Uma dor universal

Dom Murilo S. R. Krieger, scj

Arcebispo de São Salvador da Bahia e Primaz do Brasil

 

Dia 14 de julho a França comemorava uma data importante: o aniversário da queda da Bastilha, que marcou o início da Revolução Francesa (ocorrida em 1789). De repente, nas emissoras de rádio e televisão de todo o mundo, os programas foram interrompidos para anunciar uma ação terrorista. Mais uma – dessa vez em Nice, naquele país. À noite, os noticiários foram mais extensos: as cenas de um enorme caminhão passando por cima de uma multidão entraram em nossas casas. Os jornais do dia seguinte deixaram de lado as tradicionais manchetes políticas. Fotógrafos e cinegrafistas documentaram inúmeras cenas: o corre-corre de bombeiros e médicos e a solidariedade que brotou imediatamente. Mãos foram estendidas para pessoas que choravam desconsoladas. Completando as fotos do massacre, liam-se perguntas sobre as motivações que teria seu autor para um ato tão brutal. Numa noite que deveria ser de festa e alegria, nasceram a tristeza, a dor e a perplexidade.

Por causa de uma atitude marcada por uma frieza que choca, dezenas de vidas foram tragicamente ceifadas. Com os que morreram, morreu todo um mundo. Um grande mundo desconhecido, feito de esperanças, de sonhos e de planos não arquivados.

Peritos analisarão o caminhão e as armas usadas, sociólogos procurarão entender a razão de um ato tão insano, assistentes sociais, religiosos e voluntários se debruçarão sobre as feridas que ficaram abertas no coração de muitos. No mundo inteiro, repete-se a mesma pergunta: até quando teremos que conviver com atos de tamanha violência e desumanidade?

Pouco se sabe dos últimos instantes dos que tiveram, de repente, suas vidas interrompidas. A maioria nem teve consciência do que aconteceu. Se tivessem previsto o que iria ocorrer; se, ao tomar conhecimento do perigo que corriam, tivessem tido tempo e condições para rever suas ideias e projetos, o que pensariam? Que atitudes tomariam? Que olhar teriam lançado para a própria vida? É difícil prever como passariam a agir, se pudessem escapar da morte e continuar a vida normalmente (normalmente?…).

Um ação terrorista espalhou pelo mundo dor, sensação de insegurança e medo. Não se consegue restituir a vida aos que faleceram. Não é possível penetrar no mundo que morreu com eles. Mas teremos uma sábia atitude se um acontecimento assim, tão trágico e doloroso, fizer nascer em nosso coração um compromisso e uma prece.

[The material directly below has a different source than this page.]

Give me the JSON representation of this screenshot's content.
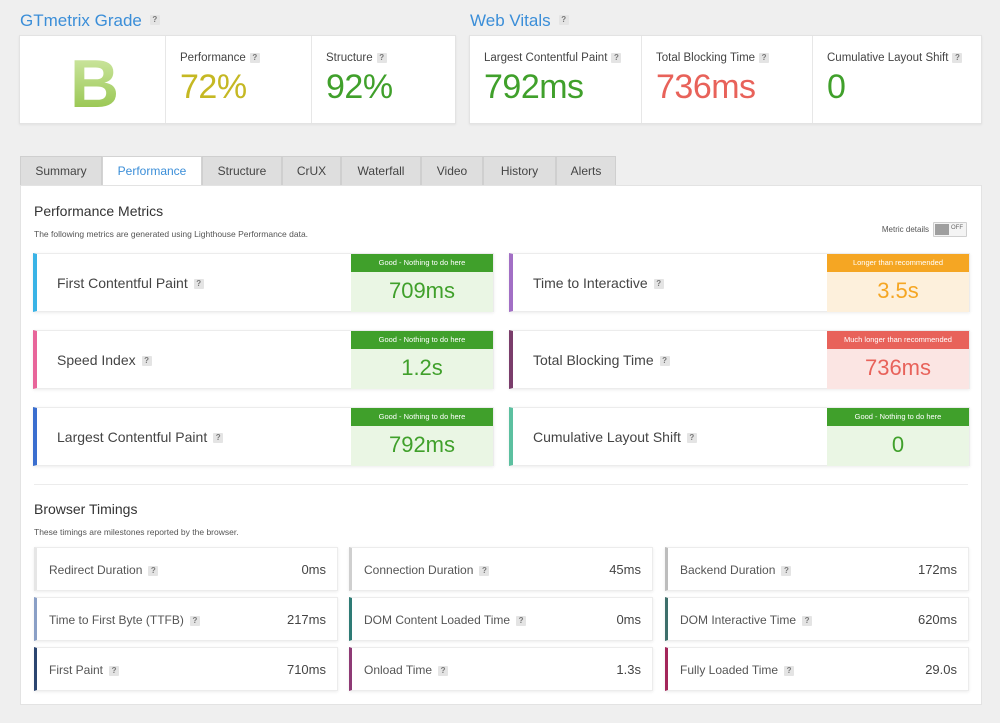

O compromisso: vamos construir pontes. Num mundo que se globaliza cada vez mais, nos campos econômico e cultural, há necessidade de espalharmos sementes de diálogo e solidariedade. Não podemos continuar vendo o desconhecido como um potencial inimigo; não podemos obrigar todas as pessoas a pensarem como nós pensamos; ninguém tem direito de exigir que os demais tenham sua própria visão religiosa. Não se trata de propósitos para grandes momentos; é necessário, sim, cultivar tais valores em nossa casa, nas ruas de nosso bairro e em nossa cidade. Afinal, guardadas as devidas proporções em relação aos acontecimentos na França, a violência não se está tornando “normal” em nosso dia a dia?…

A prece poderá ser semelhante a esta, baseada no que se lê no livro da Sabedoria, capítulo 9: “Senhor da misericórdia, que criaste o ser humano para dominar as criaturas e governar o mundo com santidade e justiça, dá-nos a sabedoria que se assenta contigo no teu trono. Sou teu servo, homem frágil e de vida breve, e incapaz de compreender a justiça e as leis. Contigo está a sabedoria que conhece as tuas obras e que estava presente quando fazias o mundo; ela sabe o que é agradável aos teus olhos e o que é correto conforme os teus preceitos. Manda-a dos teus sagrados céus, para que me acompanhe e trabalhe comigo e eu saiba o que é agradável diante de ti!”.